Les deux hommes laissaient naturellement leurs femmes à la maison mais pour des raisons différentes. Si Simon Uzan respectait Rachel sa jeune épousée, aimait sincèrement son activité de violoniste, son travail d’enseignante au conservatoire et dans les écoles de Tanger, Hector s'incommodait de sa femme qu'il trouvait laide, vieille, mal coiffée, petite, peu présentable. Sans le dire l'agent immobilier catholique éprouvait une honte, une gêne quand il sortait avec Louise alors que le professeur d'histoire appréciait aussi son repos, sa tranquillité et son bonheur à la maison sans préoccupation matérielle, disponible à son plaisir, à la cuisine, au chant, prête à l'aimer avec ses disgrâces et ses rondeurs qu'elle supportait quand ses collègues universitaires, fins et secs, manifestaient la difficulté de maîtriser leur stress dans leur mutation de Tata à Tanger où ils peinaient à s'adapter. Rachel Uzan était brune, fine, le nez aquilin, plus jeune de quatre ans que Simon, elle portait souvent un bandeau bordeaux dans les cheveux non qu'elle voulût copier Simone de Beauvoir mais l’auteur du Deuxième sexe animait sa vie et ses conversations, ses interrogations aussi. Ses yeux rêveurs ressemblaient aux regards des portraits de Vermeer. Elle connaissait à la perfection le répertoire baroque, particulièrement Vivaldi et Albinoni, mais délaissait les romantiques français et allemands et elle ignorait les musiciens du vingtième siècle dans un principe admis dès son jeune âge par ses parents et ses professeurs qui manièrent la petite fille à leur férule sans lui laisser le temps ni de choisir, ni de penser. Il fut très vite trop tard pour pallier ses faiblesses ou espérer un parcours de soliste virtuose mais Simon aimait sa technicité, son bel amateurisme qui ne lui portait pas ombrage, ses cheveux coupés au carré qui la rendaient sage et responsable comme lui dans une scolarité infinie. Ils s'étaient connus à la faculté lors d'un séminaire passionnant sur la phonologie et ils ne s’étaient plus quittés, l'un répondait à l'autre harmoniquement.
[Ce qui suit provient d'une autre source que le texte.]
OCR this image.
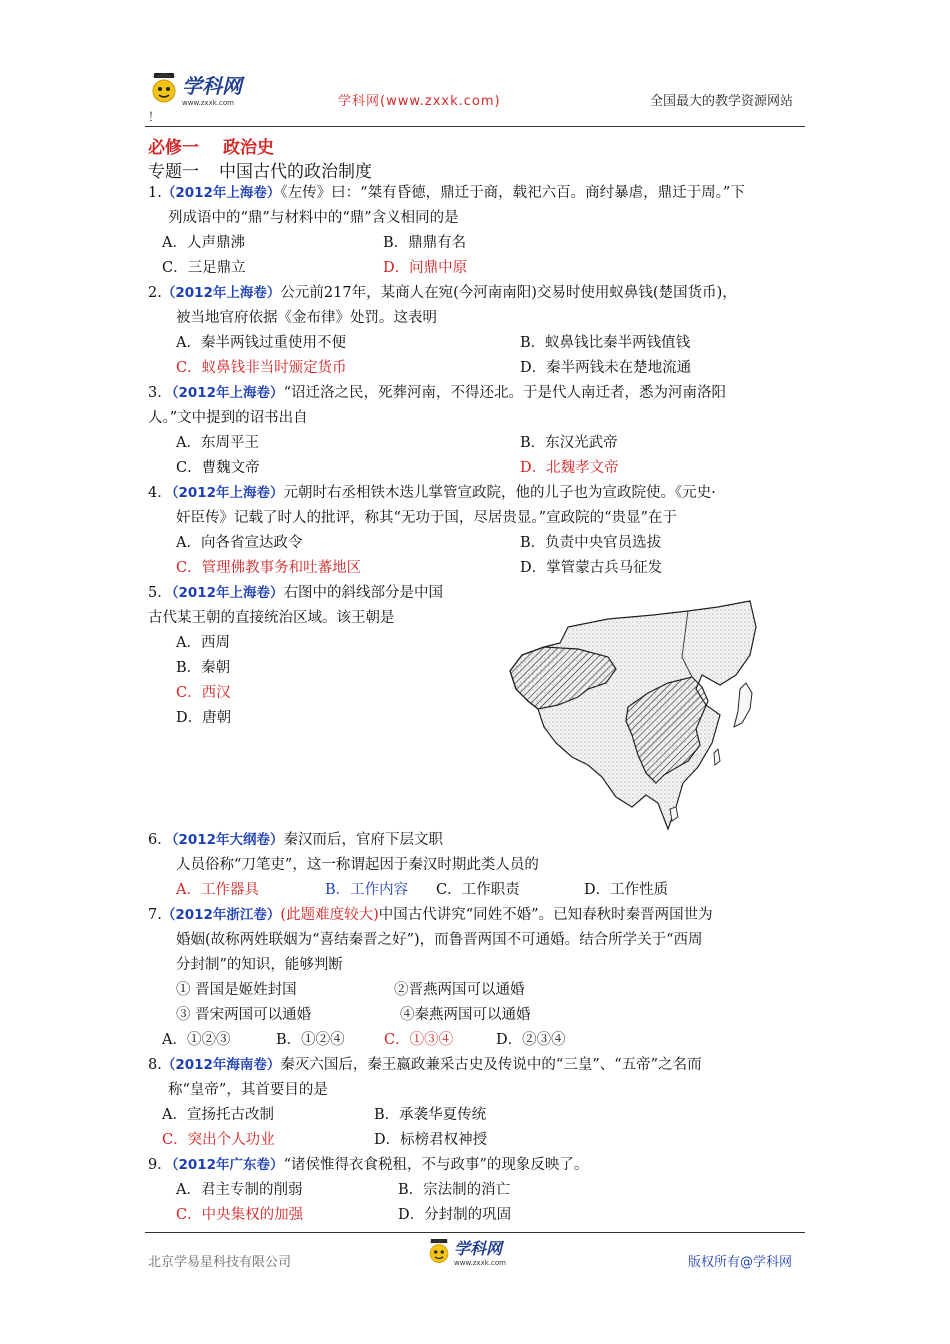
学科网
www.zxxk.com	学科网(www.zxxk.com)	全国最大的教学资源网站
！
必修一 政治史
专题一 中国古代的政治制度
1.（2012年上海卷）《左传》曰：“桀有昏德，鼎迁于商，载祀六百。商纣暴虐，鼎迁于周。”下
列成语中的“鼎”与材料中的“鼎”含义相同的是
A．人声鼎沸	B．鼎鼎有名
C．三足鼎立	D．问鼎中原
2.（2012年上海卷）公元前217年，某商人在宛(今河南南阳)交易时使用蚁鼻钱(楚国货币)，
被当地官府依据《金布律》处罚。这表明
A．秦半两钱过重使用不便	B．蚁鼻钱比秦半两钱值钱
C．蚁鼻钱非当时颁定货币	D．秦半两钱未在楚地流通
3．（2012年上海卷）“诏迁洛之民，死葬河南，不得还北。于是代人南迁者，悉为河南洛阳
人。”文中提到的诏书出自
A．东周平王	B．东汉光武帝
C．曹魏文帝	D．北魏孝文帝
4．（2012年上海卷）元朝时右丞相铁木迭儿掌管宣政院，他的儿子也为宣政院使。《元史·
奸臣传》记载了时人的批评，称其“无功于国，尽居贵显。”宣政院的“贵显”在于
A．向各省宣达政令	B．负责中央官员选拔
C．管理佛教事务和吐蕃地区	D．掌管蒙古兵马征发
5．（2012年上海卷）右图中的斜线部分是中国
古代某王朝的直接统治区域。该王朝是
A．西周
B．秦朝
C．西汉
D．唐朝
6．（2012年大纲卷）秦汉而后，官府下层文职
人员俗称“刀笔吏”，这一称谓起因于秦汉时期此类人员的
A．工作器具	B．工作内容 C．工作职责	D．工作性质
7.（2012年浙江卷）(此题难度较大)中国古代讲究“同姓不婚”。已知春秋时秦晋两国世为
婚姻(故称两姓联姻为“喜结秦晋之好”)，而鲁晋两国不可通婚。结合所学关于“西周
分封制”的知识，能够判断
① 晋国是姬姓封国	②晋燕两国可以通婚
③ 晋宋两国可以通婚	④秦燕两国可以通婚
A．①②③	B．①②④	C．①③④	D．②③④
8.（2012年海南卷）秦灭六国后，秦王嬴政兼采古史及传说中的“三皇”、“五帝”之名而
称“皇帝”，其首要目的是
A．宣扬托古改制	B．承袭华夏传统
C．突出个人功业	D．标榜君权神授
9．（2012年广东卷）“诸侯惟得衣食税租，不与政事”的现象反映了。
A．君主专制的削弱	B．宗法制的消亡
C．中央集权的加强	D．分封制的巩固
北京学易星科技有限公司
学科网
www.zxxk.com	版权所有@学科网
« Je suis fascinée par les progrès de la science du langage, dit Simon quand il remarqua que Rachel le regardait avec intensité dans une profondeur qui sous-entendait le prolongement de leur faisceau lumineux rencontré et la naissance potentielle du désir.
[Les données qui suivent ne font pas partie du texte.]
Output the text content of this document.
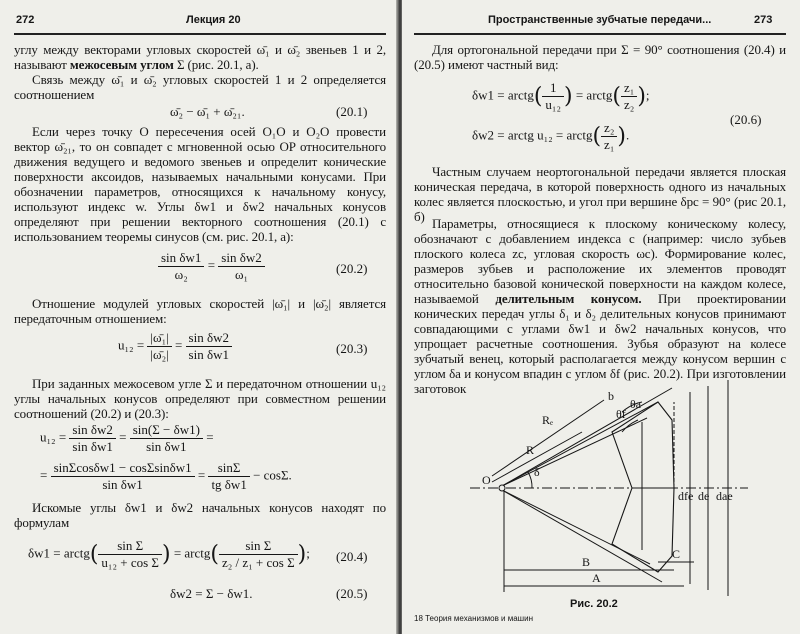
272	Лекция 20

углу между векторами угловых скоростей ω̄₁ и ω̄₂ звеньев 1 и 2, называют межосевым углом Σ (рис. 20.1, а).

Связь между ω̄₁ и ω̄₂ угловых скоростей 1 и 2 определяется соотношением

ω̄₂ − ω̄₁ + ω̄₂₁.	(20.1)

Если через точку O пересечения осей O₁O и O₂O провести вектор ω̄₂₁, то он совпадет с мгновенной осью OP относительного движения ведущего и ведомого звеньев и определит конические поверхности аксоидов, называемых начальными конусами. При обозначении параметров, относящихся к начальному конусу, используют индекс w. Углы δw1 и δw2 начальных конусов определяют при решении векторного соотношения (20.1) с использованием теоремы синусов (см. рис. 20.1, а):

$\frac{\text{sin δw1}}{\text{ω₂}} = \frac{\text{sin δw2}}{\text{ω₁}}$	(20.2)

Отношение модулей угловых скоростей |ω̄₁| и |ω̄₂| является передаточным отношением:

$u_{12} = \frac{\text{|ω̄₁|}}{\text{|ω̄₂|}} = \frac{\text{sin δw2}}{\text{sin δw1}}$	(20.3)

При заданных межосевом угле Σ и передаточном отношении u₁₂ углы начальных конусов определяют при совместном решении соотношений (20.2) и (20.3):

$u_{12} = \frac{\text{sin δw2}}{\text{sin δw1}} = \frac{\sin(\Sigma - \delta w1)}{\text{sin δw1}}$ =
= $\frac{\sin\Sigma\cos\delta w1 - \cos\Sigma\sin\delta w1}{\text{sin δw1}} = \frac{\sin\Sigma}{\text{tg δw1}} - \cos\Sigma$.

Искомые углы δw1 и δw2 начальных конусов находят по формулам

δw1 = arctg( $\frac{\text{sin Σ}}{\text{u₁₂ + cos Σ}}$ ) = arctg( $\frac{\text{sin Σ}}{\text{z₂ / z₁ + cos Σ}}$ ); (20.4)
δw2 = Σ − δw1.	(20.5)
Пространственные зубчатые передачи...	273

Для ортогональной передачи при Σ = 90° соотношения (20.4) и (20.5) имеют частный вид:

δw1 = arctg( $\frac{1}{\text{u₁₂}}$ ) = arctg( $\frac{\text{z₁}}{\text{z₂}}$ );
δw2 = arctg u₁₂ = arctg( $\frac{\text{z₂}}{\text{z₁}}$ ).
(20.6)

Частным случаем неортогональной передачи является плоская коническая передача, в которой поверхность одного из начальных колес является плоскостью, и угол при вершине δpc = 90° (рис 20.1, б) Параметры, относящиеся к плоскому коническому колесу, обозначают с добавлением индекса c (например: число зубьев плоского колеса zc, угловая скорость ωc). Формирование колес, размеров зубьев и расположение их элементов проводят относительно базовой конической поверхности на каждом колесе, называемой делительным конусом. При проектировании конических передач углы δ₁ и δ₂ делительных конусов принимают совпадающими с углами δw1 и δw2 начальных конусов, что упрощает расчетные соотношения. Зубья образуют на колесе зубчатый венец, который располагается между конусом вершин с углом δa и конусом впадин с углом δf (рис. 20.2). При изготовлении заготовок

Rₑ
R
b
θf
θa
δ
O
dfe de dae
B
A
C
Рис. 20.2
18 Теория механизмов и машин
— Je suis violoniste, répondit Rachel mais j’admets la possibilité d'un rapprochement de l’étude des cordes vocales avec celle de mon instrument, ces évolutions sont passionnantes, je suis d'accord.
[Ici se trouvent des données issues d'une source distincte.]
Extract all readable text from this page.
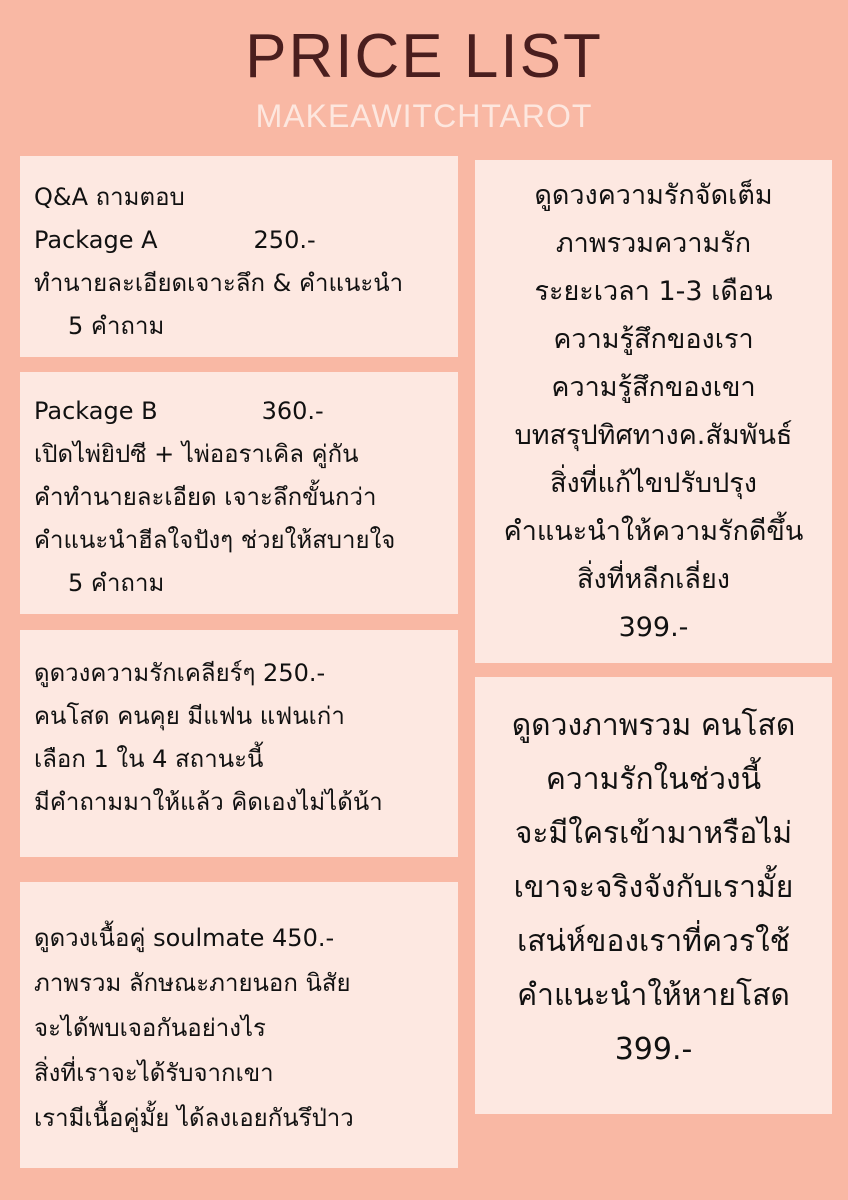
PRICE LIST
MAKEAWITCHTAROT
Q&A ถามตอบ
Package A	250.-
ทำนายละเอียดเจาะลึก & คำแนะนำ
5 คำถาม
Package B	360.-
เปิดไพ่ยิปซี + ไพ่ออราเคิล คู่กัน
คำทำนายละเอียด เจาะลึกขั้นกว่า
คำแนะนำฮีลใจปังๆ ช่วยให้สบายใจ
5 คำถาม
ดูดวงความรักเคลียร์ๆ 250.-
คนโสด คนคุย มีแฟน แฟนเก่า
เลือก 1 ใน 4 สถานะนี้
มีคำถามมาให้แล้ว คิดเองไม่ได้น้า
ดูดวงเนื้อคู่ soulmate 450.-
ภาพรวม ลักษณะภายนอก นิสัย
จะได้พบเจอกันอย่างไร
สิ่งที่เราจะได้รับจากเขา
เรามีเนื้อคู่มั้ย ได้ลงเอยกันรึป่าว
ดูดวงความรักจัดเต็ม
ภาพรวมความรัก
ระยะเวลา 1-3 เดือน
ความรู้สึกของเรา
ความรู้สึกของเขา
บทสรุปทิศทางค.สัมพันธ์
สิ่งที่แก้ไขปรับปรุง
คำแนะนำให้ความรักดีขึ้น
สิ่งที่หลีกเลี่ยง
399.-
ดูดวงภาพรวม คนโสด
ความรักในช่วงนี้
จะมีใครเข้ามาหรือไม่
เขาจะจริงจังกับเรามั้ย
เสน่ห์ของเราที่ควรใช้
คำแนะนำให้หายโสด
399.-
— La position de la langue dans la bouche, dit Simon pour s'approcher de ses lèvres et tendre un baiser détermine le son comme le pincement de vos doigts sur les cordes. »

Rachel et Simon s’enlacèrent dans une communion de savoir et l'intense excitation de participer à une découverte, aux différentes écoles russes, parisiennes, allemandes et américaines qui définissaient cette nouvelle discipline prometteuse. Le professeur d'histoire aurait été intarissable sur l'importance du R dans l'alphabet international mais il sut se taire pour profiter du plaisir de sa nouvelle compagne. Ses caresses dans ses cheveux le bouleversèrent, il garda son corps contre le sien et ne le quitta plus jusqu'à l’hôtel El Minzah, rue de la liberté, où ils se séparèrent. Rachel admira les grooms en tenue d'apparat, droits et spectaculaires comme des soldats qui montent la garde dans leur pantalon bouffant, couleur de désert. Simon rejoint le grand Hôtel de la Villa de France où il admira dans le salon les reproductions des tableaux que Matisse avait peints à Tanger au moment de ses deux voyages qui correspondaient à l'installation du protectorat français par le maréchal Lyautey et il ne dormit pas après avoir visité la chambre du peintre et la vue panoramique époustouflante sur la baie. Rachel et Tanger sublimaient son esprit, il entrevoyait dans la phonologie et la linguistique en règle générale la possibilité d'élargir son séminaire, il semblait porté par sa pensée comme il ne l'avait jamais été.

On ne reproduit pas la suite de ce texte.